MERCADANTE Il proscritto (Rizzi)

Record and Artist Details

Genre:

Opera

Label: Opera Rara

Media Format: CD or Download

Media Runtime: 124

Mastering:

DDD

Catalogue Number: ORC62

ORC62. MERCADANTE Il proscritto (Rizzi)

Tracks:

Composition Artist Credit
Il proscritto (Giuseppe) Saverio (Raffaele) Mercadante, Composer
Alessandro Fisher, Osvaldo, Tenor
Britten Sinfonia
Carlo Rizzi, Conductor
Elizabeth Deshong, Odoardo Douglas, Mezzo soprano
Goderdzi Janelidze, Guglielmo Ruthven, Bass
Irene Roberts, Malvina Douglas, Mezzo soprano
Iván Ayón-Rivas, Arturo Murray, Tenor
Niall Anderson, Officer of Cromwell, Bass-baritone
Opera Rara Chorus
Ramón Vargas, Giorgio Argyll, Tenor
Sally Matthews, Anna Ruthven, Soprano
Susana Gaspar, Clara, Soprano

Mercadante’s Il proscritto was first performed in Naples, in 1842. Dividing opinion at the time (Mercadante was accused of being too Germanic in the press), it was never revived in his lifetime and remained in limbo until 2019, when Opera Rara’s artistic director, Carlo Rizzi, unearthed the autograph score in the archives of the Naples Conservatory. That in turn paved the way for a critical edition by Roger Parker and Ian Schofield, which formed the basis both of a concert performance at London’s Barbican in 2022 and this recording made in tandem with it.

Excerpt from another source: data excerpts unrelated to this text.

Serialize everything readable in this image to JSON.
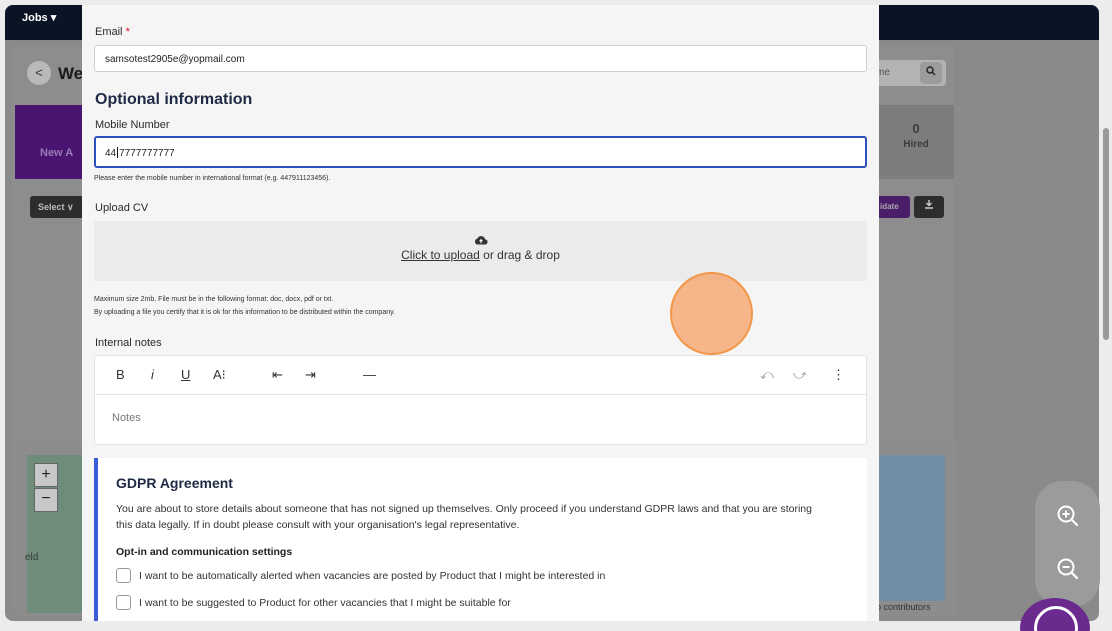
{
  "background": {
    "jobs_menu": "Jobs ▾",
    "page_title": "We",
    "search_placeholder": "me",
    "stage_new": "New A",
    "stage_hired_count": "0",
    "stage_hired_label": "Hired",
    "select_label": "Select ∨",
    "add_candidate_label": "idate",
    "map_town": "eld",
    "map_attribution": "p contributors"
  },
  "modal": {
    "email": {
      "label": "Email",
      "required_mark": "*",
      "value": "samsotest2905e@yopmail.com"
    },
    "optional_section_title": "Optional information",
    "mobile": {
      "label": "Mobile Number",
      "value_before_caret": "44",
      "value_after_caret": "7777777777",
      "help": "Please enter the mobile number in international format (e.g. 447911123456)."
    },
    "upload_cv": {
      "label": "Upload CV",
      "link_text": "Click to upload",
      "rest_text": " or drag & drop",
      "help_line1": "Maximum size 2mb. File must be in the following format: doc, docx, pdf or txt.",
      "help_line2": "By uploading a file you certify that it is ok for this information to be distributed within the company."
    },
    "internal_notes": {
      "label": "Internal notes",
      "placeholder": "Notes",
      "toolbar": {
        "bold": "B",
        "italic": "i",
        "underline": "U",
        "font_size": "A⁝",
        "outdent": "⇤",
        "indent": "⇥",
        "hr": "—",
        "undo": "⤺",
        "redo": "⤻",
        "more": "⋮"
      }
    },
    "gdpr": {
      "title": "GDPR Agreement",
      "body": "You are about to store details about someone that has not signed up themselves. Only proceed if you understand GDPR laws and that you are storing this data legally. If in doubt please consult with your organisation's legal representative.",
      "subtitle": "Opt-in and communication settings",
      "options": [
        "I want to be automatically alerted when vacancies are posted by Product that I might be interested in",
        "I want to be suggested to Product for other vacancies that I might be suitable for"
      ]
    }
  },
  "colors": {
    "accent": "#3c5bd6",
    "focus_border": "#2c4fbf",
    "required": "#dd1122",
    "cursor_highlight": "#f2974a"
  }
}
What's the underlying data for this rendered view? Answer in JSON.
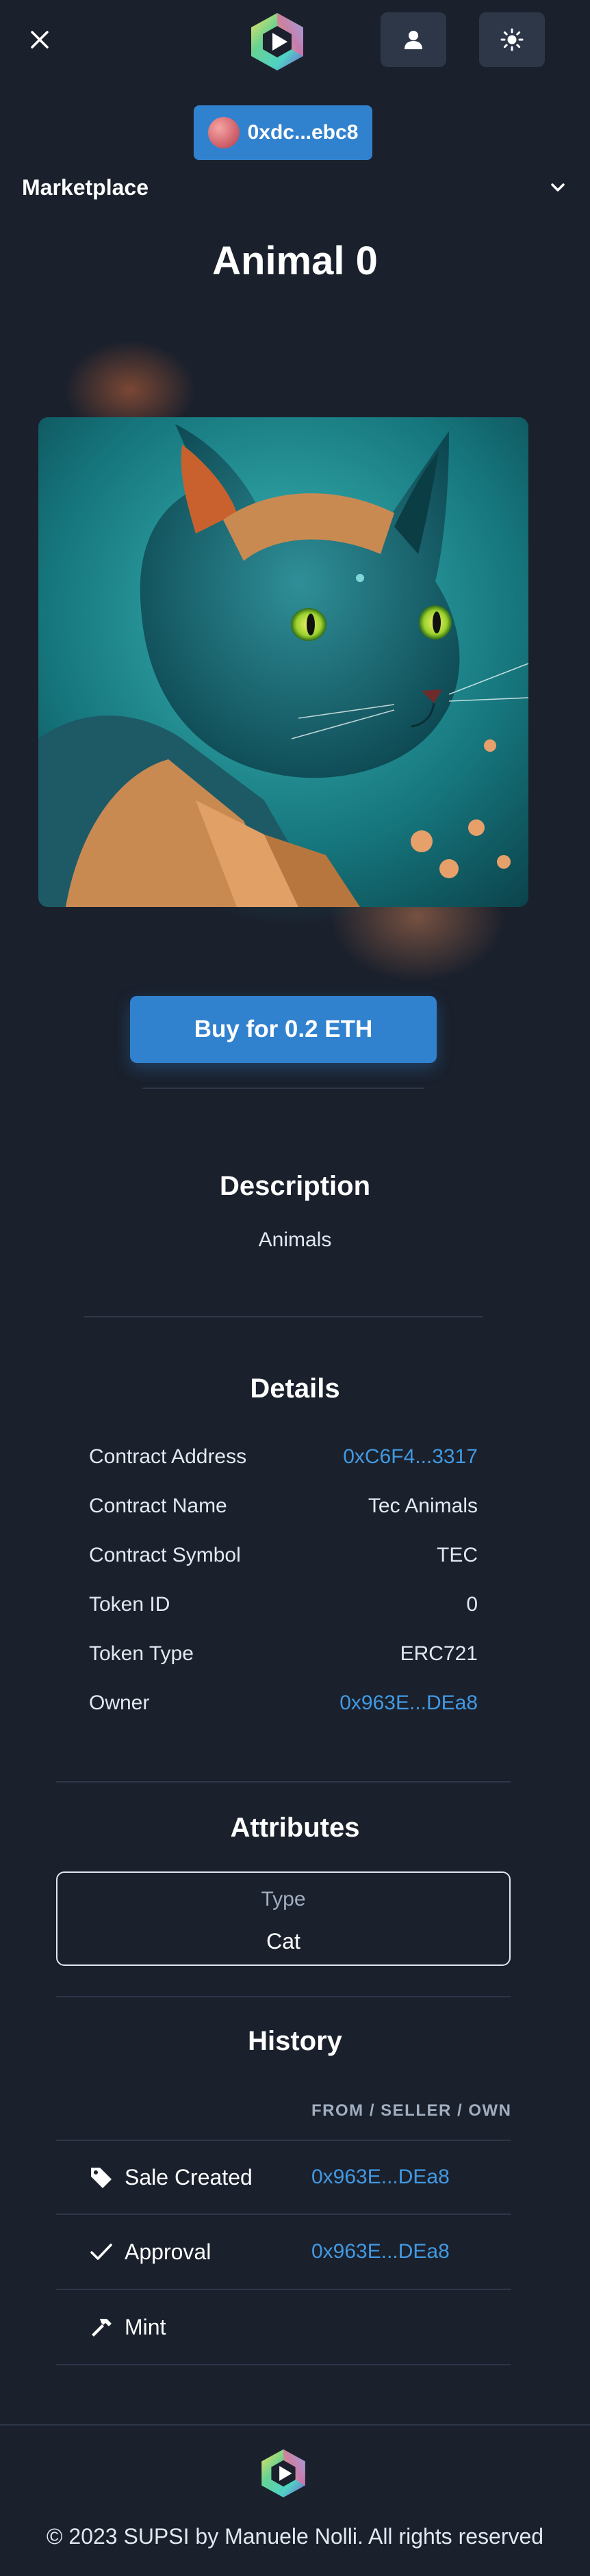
{
  "header": {
    "close_icon": "close-icon",
    "logo_icon": "hexagon-play-logo",
    "profile_icon": "user-icon",
    "theme_icon": "sun-icon",
    "wallet_address": "0xdc...ebc8",
    "accent": "#3182ce"
  },
  "nav": {
    "marketplace_label": "Marketplace",
    "chevron_icon": "chevron-down-icon"
  },
  "nft": {
    "title": "Animal 0",
    "buy_label": "Buy for 0.2 ETH"
  },
  "description": {
    "title": "Description",
    "text": "Animals"
  },
  "details": {
    "title": "Details",
    "rows": [
      {
        "label": "Contract Address",
        "value": "0xC6F4...3317"
      },
      {
        "label": "Contract Name",
        "value": "Tec Animals"
      },
      {
        "label": "Contract Symbol",
        "value": "TEC"
      },
      {
        "label": "Token ID",
        "value": "0"
      },
      {
        "label": "Token Type",
        "value": "ERC721"
      },
      {
        "label": "Owner",
        "value": "0x963E...DEa8"
      }
    ]
  },
  "attributes": {
    "title": "Attributes",
    "items": [
      {
        "type": "Type",
        "value": "Cat"
      }
    ]
  },
  "history": {
    "title": "History",
    "column_header": "FROM / SELLER / OWNER",
    "rows": [
      {
        "event": "Sale Created",
        "icon": "tag-icon",
        "from": "0x963E...DEa8"
      },
      {
        "event": "Approval",
        "icon": "check-icon",
        "from": "0x963E...DEa8"
      },
      {
        "event": "Mint",
        "icon": "hammer-icon",
        "from": ""
      }
    ]
  },
  "footer": {
    "copyright": "© 2023 SUPSI by Manuele Nolli. All rights reserved"
  }
}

Its source was Le proscrit, a popular 1839 melodrama by Frédéric Soulié and Timothée Dehay that had already been the subject of an 1841 opera by Otto Nicolai. Anxious to avoid censorship troubles, however, Mercadante’s librettist, Salvadore Cammarano, relocated the action from Grenoble after the Napoleonic wars to Edinburgh under Cromwell’s protectorate. The outlaw (‘proscritto’) of the title is the royalist Giorgio Argyll, long believed to have drowned in a shipwreck, who returns home in secret only to find that his ‘widow’ Malvina has just married the Cromwellian Arturo, ostensibly under family pressure, but also, we soon realise, out of genuine love, thereby setting in motion a conflict that eventually drives her to suicide. There are flaws of shape. Malvina’s family, dominated by her manipulative mother Anna and fanatical half-brother Guglielmo, is too sketchily drawn, while her younger brother Odoardo, played by a mezzo, is occasionally allotted a musical importance not always supported by the narrative, which in turn can impede the dramatic momentum.

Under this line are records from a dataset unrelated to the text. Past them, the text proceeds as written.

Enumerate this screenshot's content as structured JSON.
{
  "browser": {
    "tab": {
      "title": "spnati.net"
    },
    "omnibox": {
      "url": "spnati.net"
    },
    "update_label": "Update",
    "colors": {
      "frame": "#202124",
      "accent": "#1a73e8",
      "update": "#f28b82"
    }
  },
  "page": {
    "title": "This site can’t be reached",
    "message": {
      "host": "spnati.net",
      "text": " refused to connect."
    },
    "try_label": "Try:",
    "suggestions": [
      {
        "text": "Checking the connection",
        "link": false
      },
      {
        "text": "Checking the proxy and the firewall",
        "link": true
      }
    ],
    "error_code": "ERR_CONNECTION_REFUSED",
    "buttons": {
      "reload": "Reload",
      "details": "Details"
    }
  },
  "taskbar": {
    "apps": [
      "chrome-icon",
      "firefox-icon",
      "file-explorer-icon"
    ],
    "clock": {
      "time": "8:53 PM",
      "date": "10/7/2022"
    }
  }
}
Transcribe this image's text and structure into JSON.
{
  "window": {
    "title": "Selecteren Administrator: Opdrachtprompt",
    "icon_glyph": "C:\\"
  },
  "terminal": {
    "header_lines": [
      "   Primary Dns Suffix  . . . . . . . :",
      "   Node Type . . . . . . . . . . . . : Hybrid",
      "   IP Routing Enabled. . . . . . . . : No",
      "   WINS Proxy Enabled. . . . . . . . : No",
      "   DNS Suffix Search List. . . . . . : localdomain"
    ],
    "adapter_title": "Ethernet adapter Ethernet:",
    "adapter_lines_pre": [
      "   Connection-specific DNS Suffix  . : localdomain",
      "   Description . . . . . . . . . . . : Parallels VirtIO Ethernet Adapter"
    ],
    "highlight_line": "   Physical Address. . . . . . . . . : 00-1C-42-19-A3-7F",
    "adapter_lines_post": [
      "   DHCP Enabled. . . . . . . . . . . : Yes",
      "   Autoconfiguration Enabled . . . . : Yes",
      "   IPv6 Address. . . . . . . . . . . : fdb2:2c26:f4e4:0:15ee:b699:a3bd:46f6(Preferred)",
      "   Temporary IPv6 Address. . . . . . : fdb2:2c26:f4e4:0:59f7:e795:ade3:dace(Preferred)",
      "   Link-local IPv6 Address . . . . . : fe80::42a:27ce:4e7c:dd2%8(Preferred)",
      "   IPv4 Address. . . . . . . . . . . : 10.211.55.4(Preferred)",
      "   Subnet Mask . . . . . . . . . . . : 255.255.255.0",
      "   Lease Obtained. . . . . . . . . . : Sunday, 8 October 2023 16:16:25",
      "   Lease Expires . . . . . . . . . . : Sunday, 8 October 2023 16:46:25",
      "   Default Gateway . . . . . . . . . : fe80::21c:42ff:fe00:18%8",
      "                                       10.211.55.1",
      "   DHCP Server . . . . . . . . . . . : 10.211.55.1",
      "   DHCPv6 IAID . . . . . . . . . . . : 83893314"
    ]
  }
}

The score is an at times unsteady amalgam of bel canto tradition and Mercadante’s so-called ‘reform’ style of the late 1830s, in which, under the influence of Meyerbeer, he attempted to push against the boundaries of formal convention and give his orchestra greater prominence. In Il proscritto, we consequently find set display pieces wedged against extended scenes in which arias, arioso and ensembles flow together linked by bridging passages of considerable subtlety. Odoardo, conventionally heroic, gets a grand coloratura showstopper while Giorgio and Arturo, both tenors, wrangle proprietorially over Malvina in a bravura duet in the Rossini mould. Malvina, the victim of so much male aggression, has no aria of her own, however, but is presented in constant relation to the other characters through a sequence of fluidly beautiful duets and ensembles.

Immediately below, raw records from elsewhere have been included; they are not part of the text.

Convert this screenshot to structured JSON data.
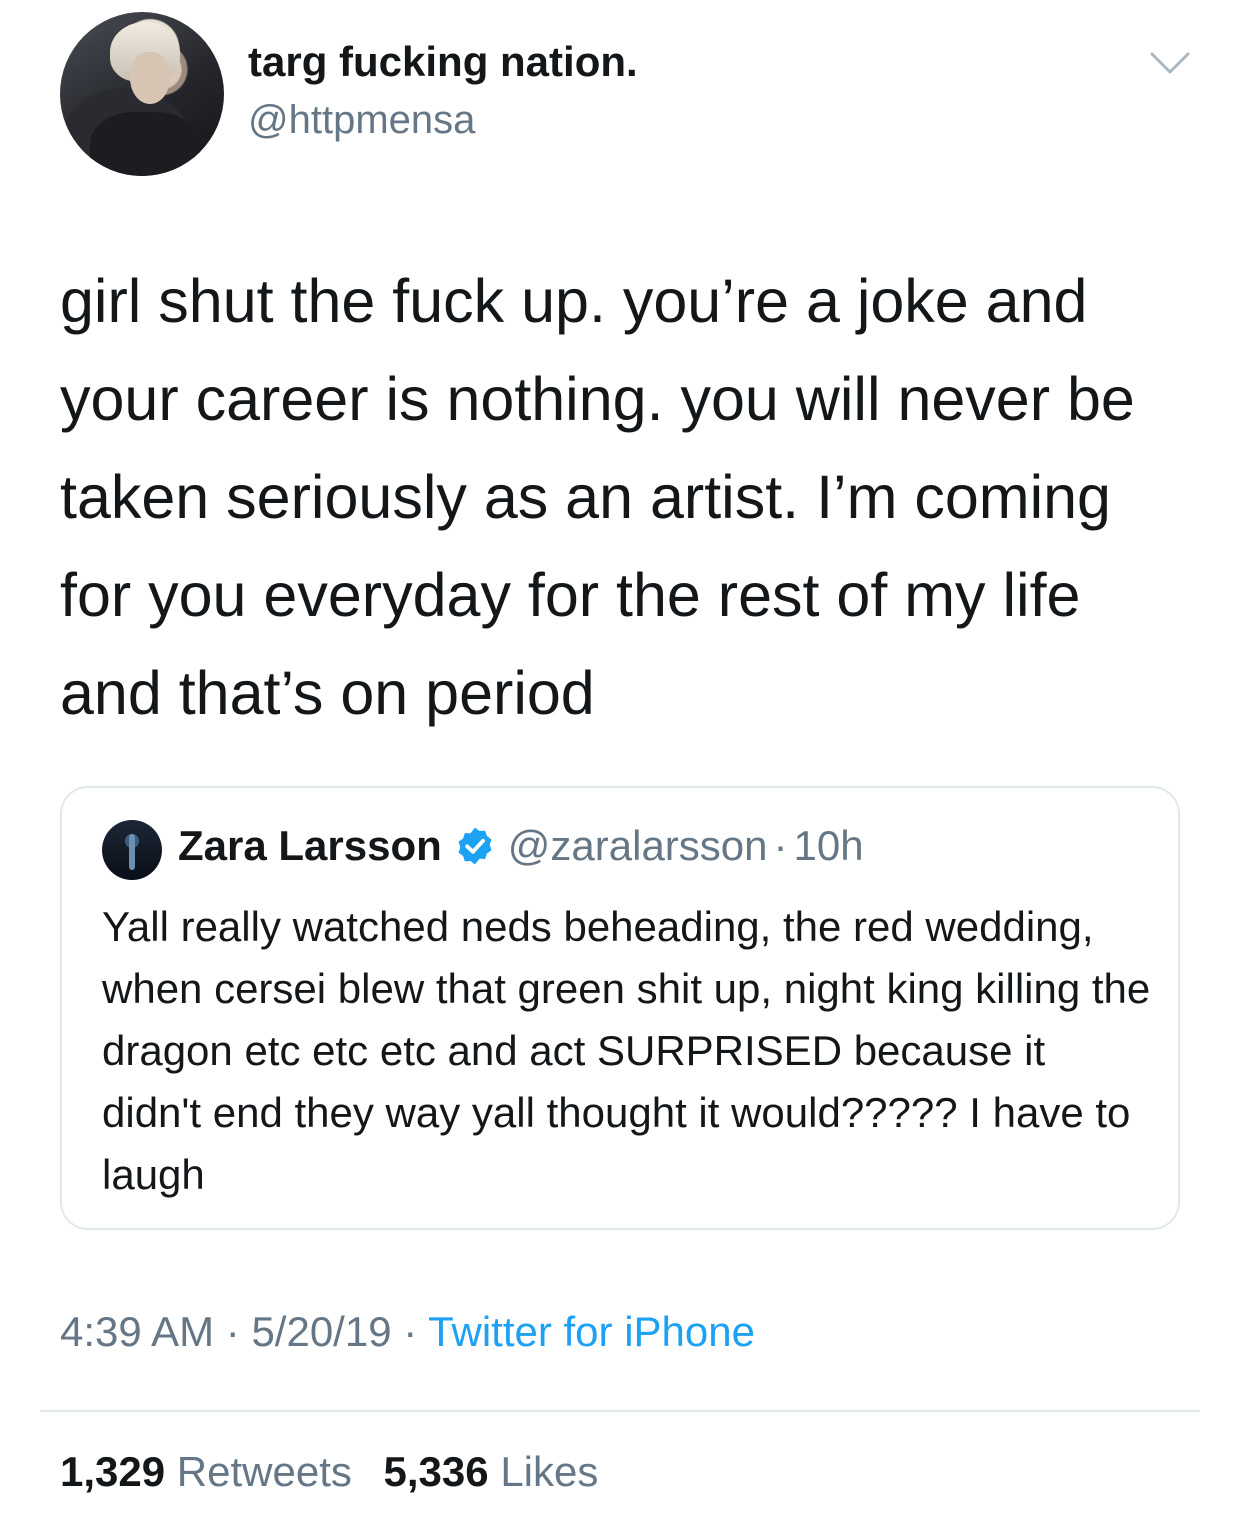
{
  "tweet": {
    "author": {
      "display_name": "targ fucking nation.",
      "handle": "@httpmensa"
    },
    "text": "girl shut the fuck up. you’re a joke and your career is nothing. you will never be taken seriously as an artist. I’m coming for you everyday for the rest of my life and that’s on period",
    "icons": {
      "menu": "chevron-down-icon",
      "verified": "verified-badge-icon"
    }
  },
  "quoted_tweet": {
    "display_name": "Zara Larsson",
    "handle": "@zaralarsson",
    "separator": "·",
    "age": "10h",
    "text": "Yall really watched neds beheading, the red wedding, when cersei blew that green shit up, night king killing the dragon etc etc etc and act SURPRISED because it didn't end they way yall thought it would????? I have to laugh"
  },
  "meta": {
    "time": "4:39 AM",
    "sep1": " · ",
    "date": "5/20/19",
    "sep2": " · ",
    "source": "Twitter for iPhone"
  },
  "stats": {
    "retweets_count": "1,329",
    "retweets_label": "Retweets",
    "likes_count": "5,336",
    "likes_label": "Likes"
  },
  "colors": {
    "text": "#14171a",
    "secondary": "#657786",
    "link": "#1da1f2",
    "border": "#e1e8ed",
    "verified": "#1da1f2"
  }
}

Rizzi by and large makes a strong case for it, conducting with care and considerable verve throughout, and, with the Britten Sinfonia on fine form, places due emphasis on Mercadante’s striking orchestration, all oily clarinets, melancholy horns and churning strings. As Giorgio, Ramón Vargas, mature-sounding and slightly gritty in tone, broods, obsesses and threatens magnificently, while Iván Ayón-Rivas’s Arturo in contrast is altogether more youthful and elegant in his bewilderment, despair and passion. Their big confrontation is spectacularly good, as is Elizabeth DeShong in Odoardo’s aria, thrillingly sung and admirably secure over a massive vocal range. Irene Roberts’s Malvina, however, is less successful: the voice is warm and beautiful but a disengaged quality to her singing means that the heroine’s emotional agony doesn’t always register as it should. Sally Matthews, luxury casting as Anna, could do more with the words, though Goderdzi Janelidze is nicely implacable as Guglielmo. The choral singing is first-rate. Both work and performance have their flaws, in short, but this is an often fascinating set nevertheless.